The Member States’ Legislatures Still Dominate Lawmaking in the Bloc

Government regulation in Europe is increasingly a matter for politicians in Brussels. Yet, for the most part, the administration of government continues to be dominated by the governments of the member states.

Although the tug-of-war between Brussels and the national legislatures continues, the fact is member states generally retain unilateral control over national budgets, law-and-order issues, and over social policies like abortion. There is no European equivalent of the FBI, for instance. 

Moreover, as conflicts within the bloc between east and west over migrants continues, we see that member states are both more willing and more capable of pushing back against edicts from the central government than is the case with American states.

Member states even have unilateral control over their own national borders. While most members of the EU are subject, de jure, to the Schengen Agreement and its successor agreements, member states still maintain the de facto unilateral control. This was on clear display during the early months of the covid-19 panic, when numerous member states within the EU closed down much of the travel across their borders.

Exit Is Still Possible

Nothing better illustrates the EU’s greater level of decentralization than the fact that member states can still peacefully and legally leave the bloc.

This was demonstrated when the United Kingdom finally left the EU after several years of negotiations following the national referendum on Brexit in 2016. Although the Brussels government sought to make it as difficult as possible for the UK to withdraw, it was nonetheless impossible to deny that the UK could legally do so. Moreover, in the practical sense, there was ultimately nothing the EU could do to prevent the UK from leaving, largely because the other EU members were not willing to support military action to force the UK to continue within the bloc.

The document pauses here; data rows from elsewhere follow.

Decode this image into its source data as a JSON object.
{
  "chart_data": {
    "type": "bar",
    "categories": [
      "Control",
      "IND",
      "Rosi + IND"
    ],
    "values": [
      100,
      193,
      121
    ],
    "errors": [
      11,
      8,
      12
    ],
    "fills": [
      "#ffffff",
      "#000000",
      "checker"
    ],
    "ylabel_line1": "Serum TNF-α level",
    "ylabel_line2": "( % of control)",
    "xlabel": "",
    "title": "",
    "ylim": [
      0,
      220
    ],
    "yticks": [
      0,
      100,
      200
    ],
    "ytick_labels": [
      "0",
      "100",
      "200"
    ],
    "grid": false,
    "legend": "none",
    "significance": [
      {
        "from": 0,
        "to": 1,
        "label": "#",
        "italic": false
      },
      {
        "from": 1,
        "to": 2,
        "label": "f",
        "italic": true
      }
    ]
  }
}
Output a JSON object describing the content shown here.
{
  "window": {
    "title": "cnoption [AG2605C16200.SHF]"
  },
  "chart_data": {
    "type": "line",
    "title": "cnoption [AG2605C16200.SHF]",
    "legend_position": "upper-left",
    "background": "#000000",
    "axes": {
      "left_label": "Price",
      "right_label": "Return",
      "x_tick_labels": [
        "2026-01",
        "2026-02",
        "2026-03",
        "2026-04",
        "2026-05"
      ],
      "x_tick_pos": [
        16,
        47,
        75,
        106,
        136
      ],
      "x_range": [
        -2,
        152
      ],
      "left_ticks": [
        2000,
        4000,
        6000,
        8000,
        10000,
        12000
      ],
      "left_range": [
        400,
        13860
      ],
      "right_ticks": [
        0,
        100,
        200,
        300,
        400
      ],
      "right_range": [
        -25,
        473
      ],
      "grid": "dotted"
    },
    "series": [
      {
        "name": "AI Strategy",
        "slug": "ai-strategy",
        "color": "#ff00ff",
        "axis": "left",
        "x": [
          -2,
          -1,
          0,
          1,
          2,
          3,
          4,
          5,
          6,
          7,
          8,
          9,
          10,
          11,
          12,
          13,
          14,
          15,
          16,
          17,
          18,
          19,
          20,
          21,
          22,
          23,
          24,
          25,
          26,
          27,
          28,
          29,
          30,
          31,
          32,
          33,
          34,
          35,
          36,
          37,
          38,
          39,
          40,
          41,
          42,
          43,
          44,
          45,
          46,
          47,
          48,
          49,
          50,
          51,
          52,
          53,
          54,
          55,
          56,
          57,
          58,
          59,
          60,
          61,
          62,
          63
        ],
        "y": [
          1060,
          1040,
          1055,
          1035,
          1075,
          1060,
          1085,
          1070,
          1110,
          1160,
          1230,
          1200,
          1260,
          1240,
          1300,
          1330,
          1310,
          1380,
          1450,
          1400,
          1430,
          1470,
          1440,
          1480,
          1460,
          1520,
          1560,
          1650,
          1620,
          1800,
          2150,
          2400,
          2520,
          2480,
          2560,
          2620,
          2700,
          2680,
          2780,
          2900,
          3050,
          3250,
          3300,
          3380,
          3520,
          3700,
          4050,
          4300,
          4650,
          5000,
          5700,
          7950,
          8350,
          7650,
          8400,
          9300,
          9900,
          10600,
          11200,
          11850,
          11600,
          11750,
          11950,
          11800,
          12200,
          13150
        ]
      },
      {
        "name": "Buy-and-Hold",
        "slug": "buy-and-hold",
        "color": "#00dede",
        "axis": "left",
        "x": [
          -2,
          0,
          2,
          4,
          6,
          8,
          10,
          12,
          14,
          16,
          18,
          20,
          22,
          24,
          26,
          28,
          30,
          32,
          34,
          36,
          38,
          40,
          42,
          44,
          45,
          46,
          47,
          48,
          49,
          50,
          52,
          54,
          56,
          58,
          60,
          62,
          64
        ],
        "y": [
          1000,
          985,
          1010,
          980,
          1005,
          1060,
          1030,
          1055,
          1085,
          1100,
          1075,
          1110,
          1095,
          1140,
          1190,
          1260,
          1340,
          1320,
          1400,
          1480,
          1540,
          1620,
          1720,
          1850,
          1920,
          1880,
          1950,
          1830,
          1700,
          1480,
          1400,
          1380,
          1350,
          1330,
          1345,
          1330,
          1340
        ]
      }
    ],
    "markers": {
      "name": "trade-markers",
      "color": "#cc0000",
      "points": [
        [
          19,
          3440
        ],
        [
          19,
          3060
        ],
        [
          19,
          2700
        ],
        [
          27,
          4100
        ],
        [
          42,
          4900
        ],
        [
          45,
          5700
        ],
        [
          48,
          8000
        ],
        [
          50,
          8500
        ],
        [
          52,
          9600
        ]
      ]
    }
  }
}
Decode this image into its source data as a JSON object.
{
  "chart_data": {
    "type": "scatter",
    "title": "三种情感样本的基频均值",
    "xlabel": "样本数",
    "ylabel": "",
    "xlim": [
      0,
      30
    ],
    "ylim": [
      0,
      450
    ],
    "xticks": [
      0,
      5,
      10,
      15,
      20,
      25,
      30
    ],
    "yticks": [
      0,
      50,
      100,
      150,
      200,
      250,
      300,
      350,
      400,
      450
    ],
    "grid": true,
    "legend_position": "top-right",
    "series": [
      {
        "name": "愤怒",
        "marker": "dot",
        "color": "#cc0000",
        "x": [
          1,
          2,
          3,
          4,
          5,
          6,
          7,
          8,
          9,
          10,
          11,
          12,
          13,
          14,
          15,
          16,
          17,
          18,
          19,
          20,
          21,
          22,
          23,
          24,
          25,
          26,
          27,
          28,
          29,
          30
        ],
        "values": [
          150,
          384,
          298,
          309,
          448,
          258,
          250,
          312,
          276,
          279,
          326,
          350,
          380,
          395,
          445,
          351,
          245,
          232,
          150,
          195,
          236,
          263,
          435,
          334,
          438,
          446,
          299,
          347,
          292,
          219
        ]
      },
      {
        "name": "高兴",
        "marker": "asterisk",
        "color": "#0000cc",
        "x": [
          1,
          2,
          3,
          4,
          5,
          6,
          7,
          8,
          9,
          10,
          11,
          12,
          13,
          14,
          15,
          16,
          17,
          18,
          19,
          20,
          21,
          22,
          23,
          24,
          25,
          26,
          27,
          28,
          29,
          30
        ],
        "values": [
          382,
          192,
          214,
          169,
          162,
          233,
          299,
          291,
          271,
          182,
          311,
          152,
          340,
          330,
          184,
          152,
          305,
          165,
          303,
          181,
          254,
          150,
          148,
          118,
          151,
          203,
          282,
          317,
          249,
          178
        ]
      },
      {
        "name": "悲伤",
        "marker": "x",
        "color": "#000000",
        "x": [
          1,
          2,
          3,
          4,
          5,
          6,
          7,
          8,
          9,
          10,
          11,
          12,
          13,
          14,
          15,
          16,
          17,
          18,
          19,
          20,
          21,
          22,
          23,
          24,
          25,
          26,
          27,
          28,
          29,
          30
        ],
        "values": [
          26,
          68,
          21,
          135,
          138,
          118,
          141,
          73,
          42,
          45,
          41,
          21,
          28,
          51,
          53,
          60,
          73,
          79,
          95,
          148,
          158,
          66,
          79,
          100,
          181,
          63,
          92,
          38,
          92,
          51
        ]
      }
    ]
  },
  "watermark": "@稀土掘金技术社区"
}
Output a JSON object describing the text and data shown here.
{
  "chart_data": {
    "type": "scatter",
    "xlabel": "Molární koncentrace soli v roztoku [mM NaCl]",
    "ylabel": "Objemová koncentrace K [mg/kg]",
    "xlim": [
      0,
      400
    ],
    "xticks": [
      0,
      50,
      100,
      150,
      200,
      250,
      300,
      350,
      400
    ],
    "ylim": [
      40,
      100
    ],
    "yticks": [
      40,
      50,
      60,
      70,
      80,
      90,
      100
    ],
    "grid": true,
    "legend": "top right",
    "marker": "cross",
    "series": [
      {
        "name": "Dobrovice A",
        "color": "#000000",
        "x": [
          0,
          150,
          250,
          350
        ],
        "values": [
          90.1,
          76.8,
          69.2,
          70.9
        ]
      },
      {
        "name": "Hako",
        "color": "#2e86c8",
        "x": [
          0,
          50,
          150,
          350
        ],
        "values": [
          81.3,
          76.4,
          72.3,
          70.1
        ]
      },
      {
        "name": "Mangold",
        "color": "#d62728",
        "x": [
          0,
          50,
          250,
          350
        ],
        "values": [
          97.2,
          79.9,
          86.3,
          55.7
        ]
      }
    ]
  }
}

We could of course contrast this with the United States. In the case of the US, anytime Americans hint at the possibility of secession, opponents of secession chortle that “the secession question was solved by the US Civil War!” Those who invoke this phrase, of course, are signaling that they believe any attempt at secession justifies military invasion and occupation.

Fortunately for the Europeans, the EU has yet to progress to the point where it can take military action against its own people with impunity. In America, on the other hand, any overture toward asserting independence from Washington brings veiled or not-so-veiled threats of violence.

What Brussels Bureaucrats Really Want

None of this is to say that the bureaucrats who run the EU in Brussels wouldn’t love to have all of the powers the US government currently enjoys. For years, the EU has been moving toward expanding its military capabilities, while calling for greater fiscal controls to expand the European Central Bank’s monetary policy. Some now call for using the covid-19 crisis as a justification for creating a “stronger EU.” 

But, however strong Europhiles’ calls are for political unity, old habits die hard. Many Europeans still aren’t willing to turn their national legislatures into mere adjuncts of a central government that will rule from Brussels. 

Americans, on the other hand, have historically had no such qualms about empowering a central state to a level that would delight any Europhile bureaucrat. It’s too late for American member states to assert independence from the central government without facing an avalanche of legal, political, and even military opposition. Europeans would be wise to not put themselves in a similar position.